Thurlock only grunted in response.
About halfway up the hill, they stopped at a place where the land leveled out alongside a wider stretch of the brook that tumbled down the hill. Lucky liked the place. It felt peaceful, and that was something he could appreciate, these days. And he thought of the brook as merry and musical and other such words, and even though he thought those words belonged in nursery rhymes and bad poetry, he felt happy when he took off his sandals and plunked his overheated feet into the cool water.

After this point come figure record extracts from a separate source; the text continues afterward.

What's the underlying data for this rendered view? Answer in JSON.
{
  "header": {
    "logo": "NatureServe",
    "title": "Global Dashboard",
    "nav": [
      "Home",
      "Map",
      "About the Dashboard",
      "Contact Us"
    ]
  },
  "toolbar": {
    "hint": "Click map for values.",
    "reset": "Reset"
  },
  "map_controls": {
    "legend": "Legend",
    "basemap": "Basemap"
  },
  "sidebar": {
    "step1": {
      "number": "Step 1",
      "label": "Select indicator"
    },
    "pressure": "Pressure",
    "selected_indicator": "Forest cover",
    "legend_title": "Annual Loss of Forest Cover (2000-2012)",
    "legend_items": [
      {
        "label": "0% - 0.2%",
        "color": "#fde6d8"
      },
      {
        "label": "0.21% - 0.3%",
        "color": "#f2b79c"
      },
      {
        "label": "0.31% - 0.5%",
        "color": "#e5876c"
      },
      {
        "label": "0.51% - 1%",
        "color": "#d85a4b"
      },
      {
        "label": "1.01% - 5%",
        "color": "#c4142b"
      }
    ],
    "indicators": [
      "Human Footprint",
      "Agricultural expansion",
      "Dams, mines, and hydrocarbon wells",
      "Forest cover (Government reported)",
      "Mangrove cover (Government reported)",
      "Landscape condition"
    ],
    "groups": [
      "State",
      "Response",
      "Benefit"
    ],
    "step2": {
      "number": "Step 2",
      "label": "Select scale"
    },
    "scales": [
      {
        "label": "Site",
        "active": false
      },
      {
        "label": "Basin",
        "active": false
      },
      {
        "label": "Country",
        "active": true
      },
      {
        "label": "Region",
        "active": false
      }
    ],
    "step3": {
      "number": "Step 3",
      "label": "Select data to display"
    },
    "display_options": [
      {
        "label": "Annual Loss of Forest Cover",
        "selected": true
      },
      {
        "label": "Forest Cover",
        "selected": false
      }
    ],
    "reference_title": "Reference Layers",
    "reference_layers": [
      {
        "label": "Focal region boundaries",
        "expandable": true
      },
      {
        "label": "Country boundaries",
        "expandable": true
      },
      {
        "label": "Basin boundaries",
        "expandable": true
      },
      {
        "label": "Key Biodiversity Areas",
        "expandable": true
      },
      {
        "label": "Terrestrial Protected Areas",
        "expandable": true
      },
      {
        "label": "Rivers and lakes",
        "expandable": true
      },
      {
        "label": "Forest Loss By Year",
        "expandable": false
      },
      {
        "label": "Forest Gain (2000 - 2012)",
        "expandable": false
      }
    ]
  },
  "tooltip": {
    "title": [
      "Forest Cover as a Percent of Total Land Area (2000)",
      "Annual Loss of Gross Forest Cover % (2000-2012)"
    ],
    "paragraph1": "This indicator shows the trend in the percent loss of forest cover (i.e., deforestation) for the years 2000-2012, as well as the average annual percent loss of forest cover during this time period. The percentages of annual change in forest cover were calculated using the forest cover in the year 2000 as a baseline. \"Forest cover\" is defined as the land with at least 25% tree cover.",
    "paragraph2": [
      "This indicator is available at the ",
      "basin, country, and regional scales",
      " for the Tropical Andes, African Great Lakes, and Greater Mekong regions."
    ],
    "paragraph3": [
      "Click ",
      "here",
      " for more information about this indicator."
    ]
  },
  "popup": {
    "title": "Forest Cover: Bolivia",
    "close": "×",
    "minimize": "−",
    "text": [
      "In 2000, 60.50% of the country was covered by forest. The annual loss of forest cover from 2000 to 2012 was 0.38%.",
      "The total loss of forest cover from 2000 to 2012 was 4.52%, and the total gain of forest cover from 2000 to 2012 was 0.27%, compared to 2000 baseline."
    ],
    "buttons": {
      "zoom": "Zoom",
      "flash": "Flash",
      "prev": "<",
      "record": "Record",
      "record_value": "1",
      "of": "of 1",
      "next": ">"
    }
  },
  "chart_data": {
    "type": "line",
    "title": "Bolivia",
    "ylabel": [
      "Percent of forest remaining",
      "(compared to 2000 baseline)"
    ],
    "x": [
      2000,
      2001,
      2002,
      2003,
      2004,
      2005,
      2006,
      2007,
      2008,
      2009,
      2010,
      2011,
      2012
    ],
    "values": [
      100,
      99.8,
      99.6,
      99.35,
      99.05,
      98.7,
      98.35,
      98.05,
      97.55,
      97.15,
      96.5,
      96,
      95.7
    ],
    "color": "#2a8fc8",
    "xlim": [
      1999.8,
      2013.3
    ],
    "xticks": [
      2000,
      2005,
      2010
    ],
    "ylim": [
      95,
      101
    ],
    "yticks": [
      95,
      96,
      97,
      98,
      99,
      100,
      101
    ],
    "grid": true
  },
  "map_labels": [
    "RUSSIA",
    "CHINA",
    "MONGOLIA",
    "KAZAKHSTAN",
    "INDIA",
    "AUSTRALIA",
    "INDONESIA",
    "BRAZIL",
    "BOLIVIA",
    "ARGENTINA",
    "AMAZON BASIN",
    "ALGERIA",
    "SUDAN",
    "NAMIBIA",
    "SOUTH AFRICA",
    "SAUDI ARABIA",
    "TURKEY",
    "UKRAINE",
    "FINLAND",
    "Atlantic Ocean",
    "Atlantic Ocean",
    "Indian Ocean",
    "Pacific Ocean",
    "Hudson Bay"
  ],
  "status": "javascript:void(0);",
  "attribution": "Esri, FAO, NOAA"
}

Thurlock, meanwhile, kindled a magical fire and heated water for tea. When it boiled, he asked Lucky if he would like a cup. To his own surprise, Lucky said yes. Thurlock served it to him sweetened with the flavor of honey, though Lucky didn’t think they actually had any honey with them. Along with the tea, they had mandarin oranges, something Thurlock always had on his table back in Valley City, but which Lucky hadn’t seen any of in Ethra. Lucky almost asked him about the fruit, but Thurlock was very quiet, and the look in his sea-gray eyes spoke of distant thoughts.
Lucky tried to be personable and present so that if Thurlock wanted to talk, he would know Lucky was listening. Honestly it felt strange and a little worrisome being with Thurlock when he didn’t seem to be there at all in spirit. Finally, he coughed quietly and asked, “Thurlock, sir, did I do something wrong? I mean, with that wagon and all?”